De 9 kontakten (per toets) werkten

 

niet in één keer tegelijkertijd, maar wisselend, soms zelfs na elkaar. Dit is heel gemakkelijk te controleren door al je drawbars open te zetten en vervolgens druk je een toets héél langzaam in. Dan bemerk je, dat zich vanuit het niets een heel toonscala opbouwt: elke millimeter hoor je er wel een voetmaat bijkomen.
Dit geeft een B-3 niet alleen z'n charme, maar véél top-organisten weten deze eigenschap te beheersen en spelen er mee, alsof het orgel aanslaggevoelig is, net als ze dat met de percussion doen.

Uitdaging 3: De keyclick

Hammond orgels en vooral de B-3 laten bij aanslag van de toetsen een klik,- of plopgeluid horen. Dit keyclick-effect ontstaat als alle 9 kontakten onder te toets zich sluiten. Het is een soort mini stroomstootje. En waar hadden we een versterker ook al weer voor opgevoed? Om stroompjes om te zetten in hoorbaar geluid, dus...
De keyclick werd jaren als een ontwerpfout gezien en er werd alles aan gedaan dit te elimineren. Maar u raadt het al: toen Hammond er in slaagde het te verwijderen, steigerde de hele jazzwereld Omdat de keyclick een "levend" effect was, kon Hammond zich bij de New B-3 niet afdoen met een random (willekeurig gegenereerd) sampeltje, zoals in het verleden wel eens gedaan werd. Nee, ook de hele DNA van het effect moest ontrafeld worden.

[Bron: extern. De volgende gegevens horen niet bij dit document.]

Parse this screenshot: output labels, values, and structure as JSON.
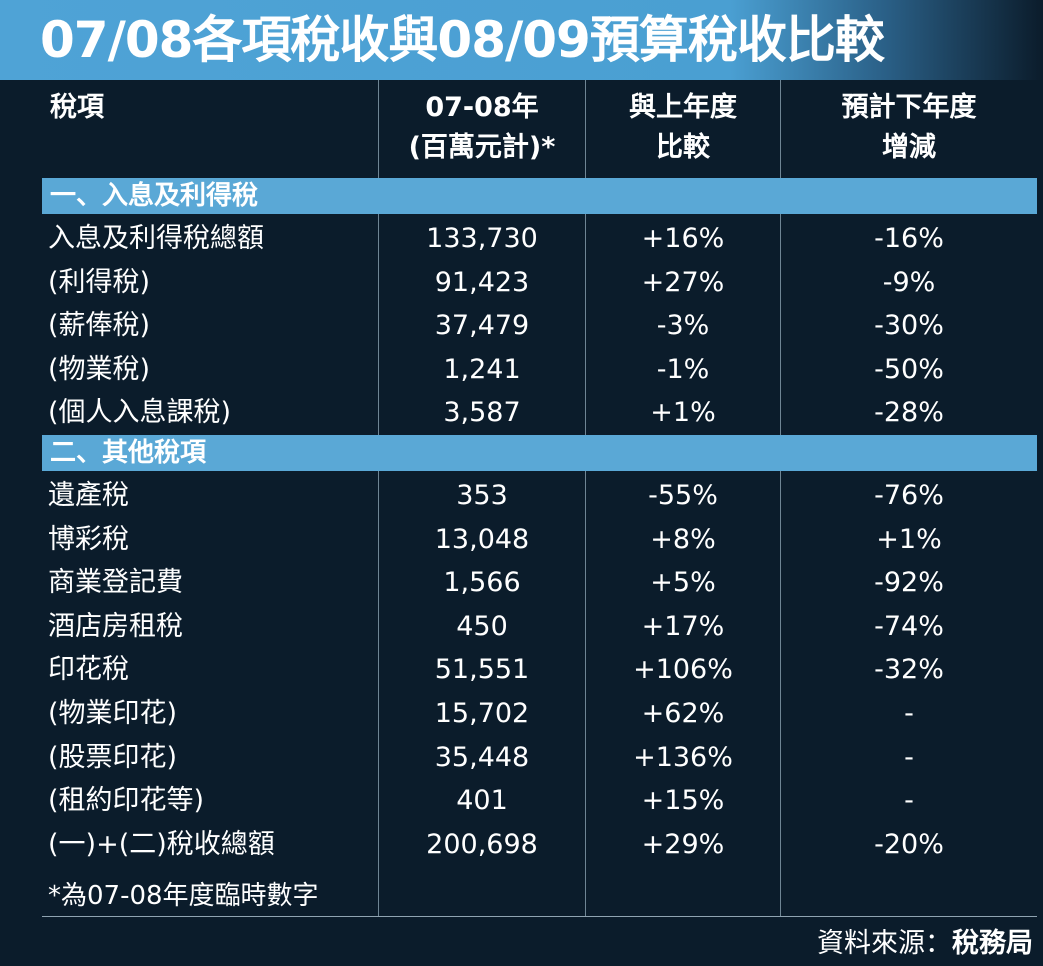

Het blijft overigens een vreemd verschijnsel dat de vorige eeuw slechts drie totaal nieuwe instrumenten het levenslicht zagen. Levenslicht kan hier letterlijk worden genomen, want het betreft de saxophoon, de Fender piano (vernoemd naar de uitvinder ervan, Leo Fender) en het Hammondorgel. Deze drie klankidiomen zijn the standard of comparison, de standaard tot vergelijk geworden. Alhoewel er veel leven met deze instrumenten gemaakt kan worden, zijn dit toch levende instrumenten, in de zin dat er een ziel in zit.

Kleine tip: Als je snel het verschil tussen een "oude"en een "nieuwe" B-3 wilt zien, zak dan eventje een beetje door je knieën. Bij een "New B-3" zul je (als hierboven) recht onder de klavieren een klein blokje zien. Dit is het uittrekbare edit-gedeelte.